Mar 1 07:09:33 ip-172-31-27-69 kernel: [ 1245.636440] Out of memory: Killed process 3250 (mmdbctl) total-vm:33098176kB, anon-rss:32353404kB, file-rss:128kB, shmem-rss:0kB, UID:1000 pgtables:63472kB oom_score_adj:0

Mar 1 07:09:33 ip-172-31-27-69 systemd[1]: session-1.scope: A process of this unit has been killed by the OOM killer.

Thanks,
Suhas

Hi Suhas,

The MMDB writing process does indeed require a lot of memory, but we can help here :slight_smile:

@Abdullah mentioned that you wanted to keep the range information in the MMDB. Is that correct?

If so, note that the range in the CSV file (start_ip, end_ip) has no specific meaning. It just represents a range of consecutive IPs with the same values, but it does not necessarily match the BGP (routed prefix) or WHOIS range (registered range).

Could you clarify which kind of information you would like to obtain? We can build an MMDB that contains what you need.

Thanks,
Max

1 Like

Hi Max,

That’s right, we want to keep the range information in MMDB.
Is it possible to include the start_ip, end_ip (from CSV file), routed prefix(from BGP) and the registered range (from WHOIS).

Thanks,
Suhas

Hello @Max and @Abdullah,

Any update on this?

Thanks,
Suhas

My apologies for the delay, @Suhas. Give me a moment. I have reached out to our sales team to see if they have contacted your team.

Hey @Suhas,

I hope you are doing well. Please let me know what you think of the solution:

Using the free IP to ASN database as a secondary data source

The dataset is free, updated daily, and provides full accuracy. There should not be any compromise with data quality, but there is a small caveat: you have to use two MMDB datasets. We will discuss this issue in the later section.

Instructions

First, download the IP to ASN free database in the CSV format:

curl -L https://ipinfo.io/data/free/asn.csv.gz?token=$TOKEN -o asn.csv.gz

Your existing token will work just fine. The IP dataset is available for free everyone.

Unzip gzipped CSV file:

gunzip asn.csv.gz

Add the range/network column to the database using the IPinfo CLI:

ipinfo range2cidr asn.csv > asn_cidr.csv

Convert it to MMDB database:

mmdbctl import --in asn_cidr.csv --out asn_cidr.mmdb

And now you will have access to range information of ASN.

Usage

mmdbctl read 86.196.240.78 asn_cidr.mmdb | jq
{
  "asn": "AS3215",
  "domain": "orange.com",
  "name": "Orange S.A.",
  "network": "86.192.0.0/11"
}

Caveats

Using two MMDB database

I understand that we discussed an idea about a single dataset, but considering our challenges for the moment, it is a simple compromise. The MMDB file format is incredibly fast, so you should be able to support lookup from two MMDB datasets.

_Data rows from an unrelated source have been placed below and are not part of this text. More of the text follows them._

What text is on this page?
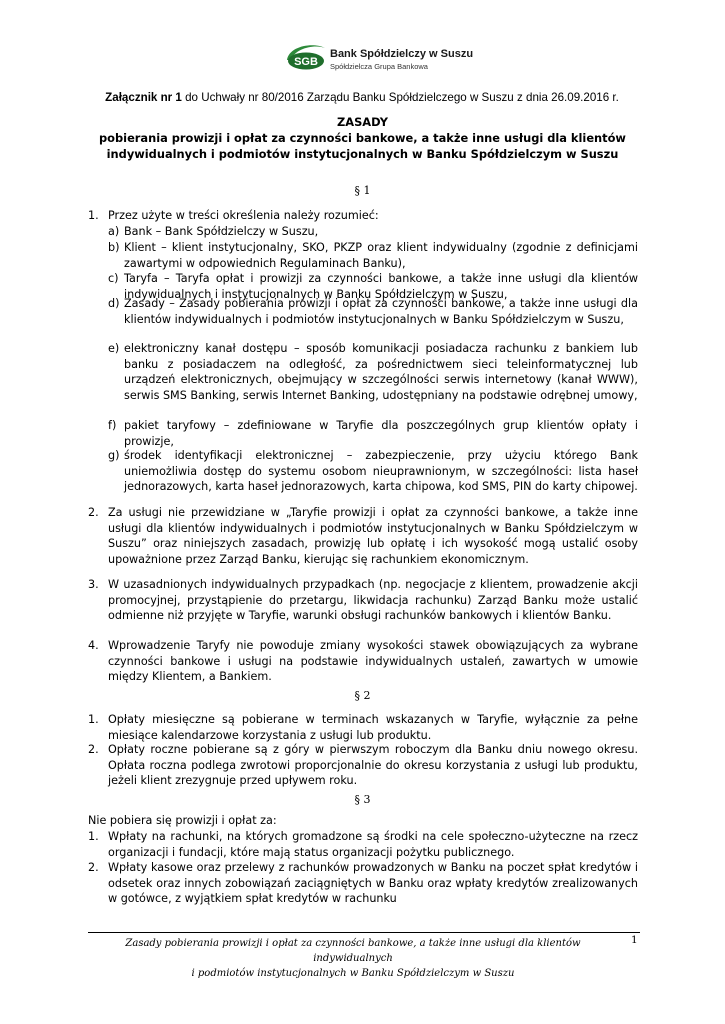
SGB
Bank Spółdzielczy w Suszu
Spółdzielcza Grupa Bankowa
Załącznik nr 1 do Uchwały nr 80/2016 Zarządu Banku Spółdzielczego w Suszu z dnia 26.09.2016 r.
ZASADY
pobierania prowizji i opłat za czynności bankowe, a także inne usługi dla klientów
indywidualnych i podmiotów instytucjonalnych w Banku Spółdzielczym w Suszu
§ 1
1. Przez użyte w treści określenia należy rozumieć:
a) Bank – Bank Spółdzielczy w Suszu,
b) Klient – klient instytucjonalny, SKO, PKZP oraz klient indywidualny (zgodnie z definicjami zawartymi w odpowiednich Regulaminach Banku),
c) Taryfa – Taryfa opłat i prowizji za czynności bankowe, a także inne usługi dla klientów indywidualnych i instytucjonalnych w Banku Spółdzielczym w Suszu,
d) Zasady – Zasady pobierania prowizji i opłat za czynności bankowe, a także inne usługi dla klientów indywidualnych i podmiotów instytucjonalnych w Banku Spółdzielczym w Suszu,
e) elektroniczny kanał dostępu – sposób komunikacji posiadacza rachunku z bankiem lub banku z posiadaczem na odległość, za pośrednictwem sieci teleinformatycznej lub urządzeń elektronicznych, obejmujący w szczególności serwis internetowy (kanał WWW), serwis SMS Banking, serwis Internet Banking, udostępniany na podstawie odrębnej umowy,
f) pakiet taryfowy – zdefiniowane w Taryfie dla poszczególnych grup klientów opłaty i prowizje,
g) środek identyfikacji elektronicznej – zabezpieczenie, przy użyciu którego Bank uniemożliwia dostęp do systemu osobom nieuprawnionym, w szczególności: lista haseł jednorazowych, karta haseł jednorazowych, karta chipowa, kod SMS, PIN do karty chipowej.
2. Za usługi nie przewidziane w „Taryfie prowizji i opłat za czynności bankowe, a także inne usługi dla klientów indywidualnych i podmiotów instytucjonalnych w Banku Spółdzielczym w Suszu” oraz niniejszych zasadach, prowizję lub opłatę i ich wysokość mogą ustalić osoby upoważnione przez Zarząd Banku, kierując się rachunkiem ekonomicznym.
3. W uzasadnionych indywidualnych przypadkach (np. negocjacje z klientem, prowadzenie akcji promocyjnej, przystąpienie do przetargu, likwidacja rachunku) Zarząd Banku może ustalić odmienne niż przyjęte w Taryfie, warunki obsługi rachunków bankowych i klientów Banku.
4. Wprowadzenie Taryfy nie powoduje zmiany wysokości stawek obowiązujących za wybrane czynności bankowe i usługi na podstawie indywidualnych ustaleń, zawartych w umowie między Klientem, a Bankiem.
§ 2
1. Opłaty miesięczne są pobierane w terminach wskazanych w Taryfie, wyłącznie za pełne miesiące kalendarzowe korzystania z usługi lub produktu.
2. Opłaty roczne pobierane są z góry w pierwszym roboczym dla Banku dniu nowego okresu. Opłata roczna podlega zwrotowi proporcjonalnie do okresu korzystania z usługi lub produktu, jeżeli klient zrezygnuje przed upływem roku.
§ 3
Nie pobiera się prowizji i opłat za:
1. Wpłaty na rachunki, na których gromadzone są środki na cele społeczno-użyteczne na rzecz organizacji i fundacji, które mają status organizacji pożytku publicznego.
2. Wpłaty kasowe oraz przelewy z rachunków prowadzonych w Banku na poczet spłat kredytów i odsetek oraz innych zobowiązań zaciągniętych w Banku oraz wpłaty kredytów zrealizowanych w gotówce, z wyjątkiem spłat kredytów w rachunku
Zasady pobierania prowizji i opłat za czynności bankowe, a także inne usługi dla klientów indywidualnych
i podmiotów instytucjonalnych w Banku Spółdzielczym w Suszu
1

If you need any assistance, please let me know. I am always happy to help.

Discrepency between ASN names in between ASN database and Company database

This is a non-issue, as using the IP to ASN database will give you the best possible result. I recommend sticking with the ASN database for ASN data.

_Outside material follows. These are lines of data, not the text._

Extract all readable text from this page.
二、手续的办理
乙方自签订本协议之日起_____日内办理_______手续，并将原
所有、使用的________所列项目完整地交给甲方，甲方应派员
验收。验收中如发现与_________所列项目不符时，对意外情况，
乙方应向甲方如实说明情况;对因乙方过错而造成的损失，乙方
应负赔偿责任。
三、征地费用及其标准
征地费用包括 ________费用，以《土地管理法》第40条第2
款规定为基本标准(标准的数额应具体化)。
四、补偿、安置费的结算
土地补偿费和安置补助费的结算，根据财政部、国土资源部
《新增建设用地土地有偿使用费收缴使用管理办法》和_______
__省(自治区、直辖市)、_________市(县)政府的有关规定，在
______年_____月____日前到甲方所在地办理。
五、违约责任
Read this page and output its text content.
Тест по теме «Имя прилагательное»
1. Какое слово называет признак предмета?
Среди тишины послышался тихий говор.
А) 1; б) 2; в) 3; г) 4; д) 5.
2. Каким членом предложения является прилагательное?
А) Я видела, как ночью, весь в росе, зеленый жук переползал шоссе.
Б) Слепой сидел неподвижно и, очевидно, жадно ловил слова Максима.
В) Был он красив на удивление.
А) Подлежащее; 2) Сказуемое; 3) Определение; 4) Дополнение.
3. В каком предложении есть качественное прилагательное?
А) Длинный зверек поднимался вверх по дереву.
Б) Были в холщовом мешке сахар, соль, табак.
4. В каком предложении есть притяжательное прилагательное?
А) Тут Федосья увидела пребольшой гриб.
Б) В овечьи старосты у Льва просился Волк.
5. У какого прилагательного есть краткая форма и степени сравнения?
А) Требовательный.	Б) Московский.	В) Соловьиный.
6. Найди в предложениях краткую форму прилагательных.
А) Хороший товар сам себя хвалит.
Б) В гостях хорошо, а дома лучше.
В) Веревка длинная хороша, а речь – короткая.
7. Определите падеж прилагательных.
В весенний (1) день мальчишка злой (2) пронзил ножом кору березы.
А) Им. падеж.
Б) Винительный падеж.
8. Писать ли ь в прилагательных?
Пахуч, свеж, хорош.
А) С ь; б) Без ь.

Here is a recommended read: Differences in data for the ASN and the IP to Company database - Docs / Knowledgebase - IPinfo Community

Database range is not a representation of WHOIS records or other information

Because we aggregate and flatten ranges, the range representation in the IP database is not the same as how they are represented in WHOIS records and other public routing records.

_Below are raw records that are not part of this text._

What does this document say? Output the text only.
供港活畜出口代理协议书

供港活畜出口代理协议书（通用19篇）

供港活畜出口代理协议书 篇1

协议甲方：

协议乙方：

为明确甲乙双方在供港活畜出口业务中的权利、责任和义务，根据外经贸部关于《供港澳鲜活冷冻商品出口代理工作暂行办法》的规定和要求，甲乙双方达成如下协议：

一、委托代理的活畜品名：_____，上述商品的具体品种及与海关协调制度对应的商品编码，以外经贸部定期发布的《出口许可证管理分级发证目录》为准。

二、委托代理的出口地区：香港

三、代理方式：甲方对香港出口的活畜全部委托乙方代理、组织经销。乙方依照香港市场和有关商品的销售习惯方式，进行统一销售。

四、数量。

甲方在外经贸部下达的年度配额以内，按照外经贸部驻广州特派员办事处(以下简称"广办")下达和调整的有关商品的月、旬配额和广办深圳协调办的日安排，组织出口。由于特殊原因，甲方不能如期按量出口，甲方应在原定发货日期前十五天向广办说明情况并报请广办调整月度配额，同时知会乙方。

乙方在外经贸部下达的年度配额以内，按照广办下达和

However, I think (I have not verified this) the range information that will be generated from the method I highlighted will represent the largest prefix possible that spans across multiple neighboring prefixes as our data pipeline aggregates the ranges, resulting in smaller ranges merging to their highest possible common range.


I really appreciate your participating in the community. Let me know if you need any help in adopting this solution. Again, thank you very much!